Evaluating impact is an often expected and required outcome of social innovation practice, and yet is particularly challenging when applied to outcomes designed to address societal problems.
DESIAP has been focused on understanding the challenges through conversations with practitioners and funders, and have now synthesised our insights into a new report. The report is a summary of the three days (19-21st December 2017), beginning with an intensive 2-day workshop with Design and Social Innovation practitioners that led to insights and themes that were shared with the wider public on the 21st of December 2017.
Our research suggests that alternative models of impact is needed to enable communities to be central in deciding how, why and what is important, so evaluative thinking is built into the work or project from the very beginning.

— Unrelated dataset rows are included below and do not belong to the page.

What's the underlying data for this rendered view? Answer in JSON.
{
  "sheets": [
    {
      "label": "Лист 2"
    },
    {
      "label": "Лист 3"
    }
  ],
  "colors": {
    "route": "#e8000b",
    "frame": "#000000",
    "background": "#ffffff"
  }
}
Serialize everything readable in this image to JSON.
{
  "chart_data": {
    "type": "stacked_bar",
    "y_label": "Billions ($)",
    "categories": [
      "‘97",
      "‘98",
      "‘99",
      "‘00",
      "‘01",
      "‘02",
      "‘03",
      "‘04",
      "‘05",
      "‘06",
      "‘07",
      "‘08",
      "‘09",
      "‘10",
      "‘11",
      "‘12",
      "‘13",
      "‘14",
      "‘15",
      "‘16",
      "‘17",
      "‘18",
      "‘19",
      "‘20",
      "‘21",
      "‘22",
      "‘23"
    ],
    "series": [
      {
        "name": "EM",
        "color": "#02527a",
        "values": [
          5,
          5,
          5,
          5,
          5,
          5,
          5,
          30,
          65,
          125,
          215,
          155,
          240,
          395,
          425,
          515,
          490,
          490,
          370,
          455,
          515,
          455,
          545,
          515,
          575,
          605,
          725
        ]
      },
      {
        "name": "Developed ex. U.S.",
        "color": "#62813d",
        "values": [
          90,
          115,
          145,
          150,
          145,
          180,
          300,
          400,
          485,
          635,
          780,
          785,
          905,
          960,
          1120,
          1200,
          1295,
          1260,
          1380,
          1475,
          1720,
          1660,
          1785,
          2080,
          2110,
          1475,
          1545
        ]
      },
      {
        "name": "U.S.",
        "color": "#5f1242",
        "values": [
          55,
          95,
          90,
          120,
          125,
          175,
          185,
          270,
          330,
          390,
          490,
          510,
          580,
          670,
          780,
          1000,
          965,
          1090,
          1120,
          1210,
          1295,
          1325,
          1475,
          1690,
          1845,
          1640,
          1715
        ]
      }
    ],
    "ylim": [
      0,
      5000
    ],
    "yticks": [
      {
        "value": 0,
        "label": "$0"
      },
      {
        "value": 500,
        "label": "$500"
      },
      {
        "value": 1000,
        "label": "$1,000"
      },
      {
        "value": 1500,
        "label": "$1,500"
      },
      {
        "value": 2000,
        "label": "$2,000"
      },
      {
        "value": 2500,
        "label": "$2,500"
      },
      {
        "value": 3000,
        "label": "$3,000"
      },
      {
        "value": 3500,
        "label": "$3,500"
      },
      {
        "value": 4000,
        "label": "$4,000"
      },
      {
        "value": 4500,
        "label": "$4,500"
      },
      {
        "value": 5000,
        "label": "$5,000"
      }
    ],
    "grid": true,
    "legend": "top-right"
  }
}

Alternative and culturally grounded evaluative practices are present if we choose to recognise them. For funders and commissioners, acknowledging evaluation as a form of learning requires a change in mindset from one of monitoring to one of support. We identify existing evaluative practices in D&SI projects, which often goes unnoticed because they differ from dominant or common models of evaluation. Highlighting and surfacing these differences is an important step forward in diversifying existing approaches. Key to undertaking effective evaluation in D&SI is to build trust among commissioners, communities and partners. This can open up discussions about how and what kind of impact could be achieved together. Adopting a culturally grounded evaluative practice enables project teams to be true to the needs of the communities they serve.
For funders and commissioners, acknowledging evaluation as a form of learning requires a change in mindset from one of monitoring to one of support. It requires trust in the organisations that they fund and to co-design evaluative practices that acknowledges the transformative potential. It involves expanding evaluation methods and approaches to include a broader spectrum of informal and qualitative evaluation approaches to complement traditional outcome-driven approaches. It is also important to build an eco-system of practitioners who have strong evaluative practices to support people who want to apply a more evaluative practice to their work.